Leverkusen Im Erholungshaus spielte Deutschland-Frankreich

Leverkusen · Es müsse schon einen guten Grund geben, die Eröffnung der Fußball-EM sausenzulassen und ins Konzert zu gehen, begrüßte Thomas Helfrich, Leiter der Bayer Kultur, die anwesenden Zuhörer. Während das Erholungshaus normalerweise weitgehend ausverkauft ist, wenn die Bayer Philharmoniker ein Heimspiel geben, hatte man am Freitagabend aufgrund des mäßigen Vorverkaufs die Zwischenwand eingezogen. Immerhin, so schmunzelte Helfrich, habe man gerade ein vorgezogenes Finale erlebt: Deutschland/Frankreich. "Ist doch toll, wenn sowas unentschieden ausgeht", spielte er auf das hervorragende und einfühlsame Mitein-ander der beiden Solisten an. Anders als beim Meisterschafts-Finale profitiert das Konzert für Violine, Violoncello und Orchester a-Moll von Johannes Brahms doch genau davon, wenn zwei hervorragende Instrumentalisten gemeinsam am bestmöglichen musikalischen Ergebnis arbeiten. Dass sie dabei ein gut aufgestelltes Symphonieorchester wie die Bayer Philharmoniker beflügeln und mitreißen, versteht sich von selbst.

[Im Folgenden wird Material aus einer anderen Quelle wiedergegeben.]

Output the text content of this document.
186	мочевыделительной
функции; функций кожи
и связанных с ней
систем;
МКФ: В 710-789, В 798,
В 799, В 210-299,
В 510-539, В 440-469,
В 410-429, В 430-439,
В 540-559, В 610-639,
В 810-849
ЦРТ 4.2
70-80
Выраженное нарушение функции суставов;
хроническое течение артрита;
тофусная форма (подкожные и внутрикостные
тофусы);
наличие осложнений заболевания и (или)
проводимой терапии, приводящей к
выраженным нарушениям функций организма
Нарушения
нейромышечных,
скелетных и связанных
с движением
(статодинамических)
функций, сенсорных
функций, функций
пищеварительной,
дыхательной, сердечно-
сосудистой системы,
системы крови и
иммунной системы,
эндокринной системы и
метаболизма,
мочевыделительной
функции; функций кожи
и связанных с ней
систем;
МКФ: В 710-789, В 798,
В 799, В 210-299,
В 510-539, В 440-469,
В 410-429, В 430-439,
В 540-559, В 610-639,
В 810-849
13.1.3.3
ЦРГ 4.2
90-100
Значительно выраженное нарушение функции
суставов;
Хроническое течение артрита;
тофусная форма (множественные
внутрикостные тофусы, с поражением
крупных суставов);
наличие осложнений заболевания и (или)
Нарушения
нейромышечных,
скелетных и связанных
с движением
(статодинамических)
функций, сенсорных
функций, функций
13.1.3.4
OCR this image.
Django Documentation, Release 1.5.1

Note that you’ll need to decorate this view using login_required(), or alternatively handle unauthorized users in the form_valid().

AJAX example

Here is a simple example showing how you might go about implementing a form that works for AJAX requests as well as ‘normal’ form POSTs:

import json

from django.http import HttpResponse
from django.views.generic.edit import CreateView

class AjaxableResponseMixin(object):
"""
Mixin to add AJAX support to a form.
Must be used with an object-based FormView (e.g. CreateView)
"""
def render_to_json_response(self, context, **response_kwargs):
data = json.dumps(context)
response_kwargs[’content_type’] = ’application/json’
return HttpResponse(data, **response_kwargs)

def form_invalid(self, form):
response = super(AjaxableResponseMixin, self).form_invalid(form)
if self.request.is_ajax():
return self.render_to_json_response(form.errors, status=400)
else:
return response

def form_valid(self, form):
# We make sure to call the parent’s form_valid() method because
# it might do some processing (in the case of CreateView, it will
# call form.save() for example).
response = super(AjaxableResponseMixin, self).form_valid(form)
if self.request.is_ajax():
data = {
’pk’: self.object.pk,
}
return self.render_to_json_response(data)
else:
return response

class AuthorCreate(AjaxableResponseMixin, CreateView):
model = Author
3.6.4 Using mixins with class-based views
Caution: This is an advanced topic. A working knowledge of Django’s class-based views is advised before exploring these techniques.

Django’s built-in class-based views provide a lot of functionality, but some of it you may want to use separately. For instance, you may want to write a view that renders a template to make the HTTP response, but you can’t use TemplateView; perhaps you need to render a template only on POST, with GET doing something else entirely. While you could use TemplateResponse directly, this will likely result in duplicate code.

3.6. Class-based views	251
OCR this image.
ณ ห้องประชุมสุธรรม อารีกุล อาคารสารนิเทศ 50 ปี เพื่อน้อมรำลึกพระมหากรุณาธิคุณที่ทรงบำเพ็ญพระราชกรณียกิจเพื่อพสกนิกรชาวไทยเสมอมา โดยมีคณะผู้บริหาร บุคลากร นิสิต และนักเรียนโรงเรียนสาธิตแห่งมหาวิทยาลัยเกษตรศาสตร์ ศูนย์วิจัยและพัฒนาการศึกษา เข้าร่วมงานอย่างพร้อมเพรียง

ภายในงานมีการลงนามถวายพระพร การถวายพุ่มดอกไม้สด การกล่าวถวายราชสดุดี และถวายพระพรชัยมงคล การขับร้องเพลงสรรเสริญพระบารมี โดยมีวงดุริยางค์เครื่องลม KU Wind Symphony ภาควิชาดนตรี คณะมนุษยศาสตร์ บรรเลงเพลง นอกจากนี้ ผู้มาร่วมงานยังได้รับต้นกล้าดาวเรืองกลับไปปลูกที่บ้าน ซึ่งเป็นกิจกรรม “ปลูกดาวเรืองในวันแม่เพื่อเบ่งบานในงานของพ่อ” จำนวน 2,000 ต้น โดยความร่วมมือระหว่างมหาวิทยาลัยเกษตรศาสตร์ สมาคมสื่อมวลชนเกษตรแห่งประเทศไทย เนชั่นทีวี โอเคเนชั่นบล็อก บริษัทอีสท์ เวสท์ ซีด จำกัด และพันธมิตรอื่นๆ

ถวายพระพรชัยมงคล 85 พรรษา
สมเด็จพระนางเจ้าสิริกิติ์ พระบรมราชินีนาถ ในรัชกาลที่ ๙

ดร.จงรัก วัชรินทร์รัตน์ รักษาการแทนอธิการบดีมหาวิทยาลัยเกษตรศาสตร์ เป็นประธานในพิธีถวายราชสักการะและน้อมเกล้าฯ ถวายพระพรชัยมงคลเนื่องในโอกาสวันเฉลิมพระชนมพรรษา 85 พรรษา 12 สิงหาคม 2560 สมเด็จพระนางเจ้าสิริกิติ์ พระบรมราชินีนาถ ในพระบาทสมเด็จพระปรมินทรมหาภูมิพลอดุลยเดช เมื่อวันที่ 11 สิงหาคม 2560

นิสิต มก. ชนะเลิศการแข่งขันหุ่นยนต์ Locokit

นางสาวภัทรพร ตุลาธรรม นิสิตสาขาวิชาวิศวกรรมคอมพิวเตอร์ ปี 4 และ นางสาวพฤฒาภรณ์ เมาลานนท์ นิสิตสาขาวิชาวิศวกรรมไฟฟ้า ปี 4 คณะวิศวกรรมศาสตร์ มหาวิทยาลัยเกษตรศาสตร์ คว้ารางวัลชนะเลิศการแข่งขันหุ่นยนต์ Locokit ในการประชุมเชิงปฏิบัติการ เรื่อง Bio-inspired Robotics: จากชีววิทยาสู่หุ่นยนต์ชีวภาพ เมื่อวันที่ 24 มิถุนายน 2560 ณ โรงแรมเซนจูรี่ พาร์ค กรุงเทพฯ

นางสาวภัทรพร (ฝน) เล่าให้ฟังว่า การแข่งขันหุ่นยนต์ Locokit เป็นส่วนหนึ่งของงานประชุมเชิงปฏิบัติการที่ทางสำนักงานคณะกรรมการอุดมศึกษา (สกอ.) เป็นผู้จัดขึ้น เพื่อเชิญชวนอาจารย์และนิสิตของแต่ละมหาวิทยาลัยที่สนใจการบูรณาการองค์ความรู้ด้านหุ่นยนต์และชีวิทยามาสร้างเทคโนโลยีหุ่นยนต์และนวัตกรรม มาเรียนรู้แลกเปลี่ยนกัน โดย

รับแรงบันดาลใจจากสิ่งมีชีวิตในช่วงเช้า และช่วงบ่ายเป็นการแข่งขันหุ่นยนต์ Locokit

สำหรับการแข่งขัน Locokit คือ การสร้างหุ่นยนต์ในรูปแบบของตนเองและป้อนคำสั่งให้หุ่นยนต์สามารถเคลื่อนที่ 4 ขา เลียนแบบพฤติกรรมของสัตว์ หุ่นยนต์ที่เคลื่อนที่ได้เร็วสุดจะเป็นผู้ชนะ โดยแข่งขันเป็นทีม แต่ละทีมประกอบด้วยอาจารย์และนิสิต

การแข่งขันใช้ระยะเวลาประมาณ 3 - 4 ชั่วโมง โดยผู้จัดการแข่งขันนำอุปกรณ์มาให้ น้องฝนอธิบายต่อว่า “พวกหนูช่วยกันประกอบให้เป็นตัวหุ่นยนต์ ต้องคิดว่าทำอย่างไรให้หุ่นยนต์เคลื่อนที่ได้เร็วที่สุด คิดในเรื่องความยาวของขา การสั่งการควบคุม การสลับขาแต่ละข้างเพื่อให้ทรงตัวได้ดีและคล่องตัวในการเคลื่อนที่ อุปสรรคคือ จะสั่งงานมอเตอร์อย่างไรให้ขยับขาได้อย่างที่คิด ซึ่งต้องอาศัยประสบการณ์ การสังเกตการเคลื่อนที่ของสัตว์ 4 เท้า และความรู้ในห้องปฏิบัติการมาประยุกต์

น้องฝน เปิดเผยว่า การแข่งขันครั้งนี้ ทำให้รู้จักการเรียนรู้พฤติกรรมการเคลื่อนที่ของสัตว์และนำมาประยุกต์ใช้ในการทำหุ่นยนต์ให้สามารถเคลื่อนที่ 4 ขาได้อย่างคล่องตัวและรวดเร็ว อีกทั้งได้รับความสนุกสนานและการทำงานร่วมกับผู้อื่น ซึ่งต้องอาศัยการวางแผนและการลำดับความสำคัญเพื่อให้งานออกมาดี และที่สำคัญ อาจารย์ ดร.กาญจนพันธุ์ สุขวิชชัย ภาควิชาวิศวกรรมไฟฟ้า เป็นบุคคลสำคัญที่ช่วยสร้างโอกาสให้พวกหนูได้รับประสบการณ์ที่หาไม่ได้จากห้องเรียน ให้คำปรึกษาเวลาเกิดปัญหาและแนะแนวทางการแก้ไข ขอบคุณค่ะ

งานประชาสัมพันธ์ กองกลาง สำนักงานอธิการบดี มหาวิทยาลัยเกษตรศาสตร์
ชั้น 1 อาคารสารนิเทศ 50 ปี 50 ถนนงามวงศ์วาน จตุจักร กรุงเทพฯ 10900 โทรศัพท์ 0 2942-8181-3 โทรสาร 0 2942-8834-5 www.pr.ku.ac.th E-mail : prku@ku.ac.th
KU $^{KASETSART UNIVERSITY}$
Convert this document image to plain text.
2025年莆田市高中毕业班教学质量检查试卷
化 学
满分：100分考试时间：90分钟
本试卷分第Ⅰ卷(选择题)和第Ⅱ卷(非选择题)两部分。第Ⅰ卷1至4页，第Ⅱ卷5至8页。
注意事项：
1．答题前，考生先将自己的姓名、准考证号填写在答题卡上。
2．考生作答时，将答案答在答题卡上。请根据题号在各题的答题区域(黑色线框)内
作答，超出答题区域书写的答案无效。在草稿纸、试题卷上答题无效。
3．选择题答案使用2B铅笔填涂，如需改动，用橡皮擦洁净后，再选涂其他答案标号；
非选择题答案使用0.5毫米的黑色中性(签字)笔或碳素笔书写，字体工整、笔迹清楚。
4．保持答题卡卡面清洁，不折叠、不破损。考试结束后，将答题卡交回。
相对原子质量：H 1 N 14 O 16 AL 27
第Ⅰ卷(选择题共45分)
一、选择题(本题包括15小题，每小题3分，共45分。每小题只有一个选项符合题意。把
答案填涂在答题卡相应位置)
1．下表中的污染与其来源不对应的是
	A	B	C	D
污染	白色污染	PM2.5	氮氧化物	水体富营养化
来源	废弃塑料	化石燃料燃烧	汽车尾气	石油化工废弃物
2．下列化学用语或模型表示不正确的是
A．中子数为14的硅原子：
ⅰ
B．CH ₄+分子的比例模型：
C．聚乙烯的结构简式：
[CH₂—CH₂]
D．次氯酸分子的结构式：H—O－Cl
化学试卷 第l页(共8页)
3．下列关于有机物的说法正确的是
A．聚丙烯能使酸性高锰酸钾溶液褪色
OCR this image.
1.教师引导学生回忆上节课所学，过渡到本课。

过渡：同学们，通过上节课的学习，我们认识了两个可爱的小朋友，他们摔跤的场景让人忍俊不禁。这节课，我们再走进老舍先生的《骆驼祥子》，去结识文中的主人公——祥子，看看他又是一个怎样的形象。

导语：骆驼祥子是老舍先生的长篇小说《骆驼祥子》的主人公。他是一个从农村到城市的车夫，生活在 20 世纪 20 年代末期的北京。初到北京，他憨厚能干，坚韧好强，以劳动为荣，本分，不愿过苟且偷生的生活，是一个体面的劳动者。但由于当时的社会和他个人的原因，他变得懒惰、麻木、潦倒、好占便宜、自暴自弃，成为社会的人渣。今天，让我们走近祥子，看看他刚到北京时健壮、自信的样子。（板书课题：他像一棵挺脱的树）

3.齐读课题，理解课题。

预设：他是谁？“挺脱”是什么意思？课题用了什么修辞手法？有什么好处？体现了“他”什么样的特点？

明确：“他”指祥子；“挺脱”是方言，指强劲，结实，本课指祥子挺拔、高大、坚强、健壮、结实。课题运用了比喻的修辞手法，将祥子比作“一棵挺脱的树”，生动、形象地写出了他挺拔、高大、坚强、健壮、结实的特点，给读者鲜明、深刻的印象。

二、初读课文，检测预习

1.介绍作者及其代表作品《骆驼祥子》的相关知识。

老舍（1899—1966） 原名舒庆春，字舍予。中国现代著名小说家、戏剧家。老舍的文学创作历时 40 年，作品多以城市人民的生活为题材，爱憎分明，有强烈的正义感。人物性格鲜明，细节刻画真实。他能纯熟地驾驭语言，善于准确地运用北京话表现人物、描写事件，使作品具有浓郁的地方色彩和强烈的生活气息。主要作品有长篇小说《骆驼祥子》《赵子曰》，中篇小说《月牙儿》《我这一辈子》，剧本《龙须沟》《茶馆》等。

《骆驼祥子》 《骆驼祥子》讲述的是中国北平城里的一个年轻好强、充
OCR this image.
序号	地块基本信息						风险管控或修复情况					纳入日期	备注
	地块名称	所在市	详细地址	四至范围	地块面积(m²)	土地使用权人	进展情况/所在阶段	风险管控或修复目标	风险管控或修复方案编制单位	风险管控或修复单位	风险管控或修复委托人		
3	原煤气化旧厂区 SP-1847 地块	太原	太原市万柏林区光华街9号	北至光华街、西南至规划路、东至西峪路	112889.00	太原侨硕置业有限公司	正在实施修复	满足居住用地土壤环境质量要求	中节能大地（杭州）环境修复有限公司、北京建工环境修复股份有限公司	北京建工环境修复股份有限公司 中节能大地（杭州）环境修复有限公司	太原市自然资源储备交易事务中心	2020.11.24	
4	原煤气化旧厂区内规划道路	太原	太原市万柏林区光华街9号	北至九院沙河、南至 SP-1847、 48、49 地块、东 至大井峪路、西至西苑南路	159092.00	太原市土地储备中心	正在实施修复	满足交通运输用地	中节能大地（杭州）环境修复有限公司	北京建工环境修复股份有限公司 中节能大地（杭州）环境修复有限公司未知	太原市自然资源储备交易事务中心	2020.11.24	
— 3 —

Christoph Poppen hat diesen Part in seiner Zeit als Konzertgeiger häufig gespielt, hat aber seit seinem Wechsel ans Dirigentenpult die Geige kaum noch öffentlich in die Hand genommen. Dass er jetzt noch einmal den Solopart übernehmen würde, wie es sich die Bayer Philharmoniker gewünscht hatten, war für ihn Ehrensache. Schließlich nahm er nach dem Benefiz-Auftritt den symbolischen Scheck über 16.000 Euro von Thomas Helfrich entgegen.

Poppen ist Gründer der Plattform "Artists for a better future", die es Künstlern erleichtert, Honorare für Kinder- und Jugendprojekte in der ganzen Welt zu spenden. Die Konzerteinnahmen, auf die Bayer Kultur noch etwas drauflegte und von der "Bayer Science & Education Fountation" verdoppelt wurden, sind bestimmt für die naturwissenschaftliche Förderung besonders talentierter Flüchtlingskinder ohne Deutschkenntnisse in Berlin. Dabei wird Sprachunterricht mit der Ausbildung in Mathematik, Informatik, Naturwissenschaften und Technik gekoppelt.

Für seine Rückkehr als Geiger hatte sich Poppen den jungen französischen Cellisten Aurélien Pascal ausdrücklich als Solo-Partner gewünscht. Warum, das spürten die Zuhörer schon beim ersten innigen Soloeinsatz von Pascal, mit dem er im ersten Satz des Brahmskonzertes einen Dialog der beiden Soloinstrumente einleitet, mit ernsthafter Tiefe, sorgsam geführter Melodik und vibrierender Vitalität im Finale. Ein höchst beglückendes "Unentschieden".

Schöner als mit Antonin Dvoráks achter Sinfonie kann man sich kaum in die Sommerpause verabschieden. Bernhard Steiner animierte seine Musiker zu samtweichen Klängen, die Bilder von Kornfelder im leichten Wind heraufbeschwören. Gefolgt von Leichtigkeit, schwingender Eleganz majestätischer Kraft und auch etwas Humor.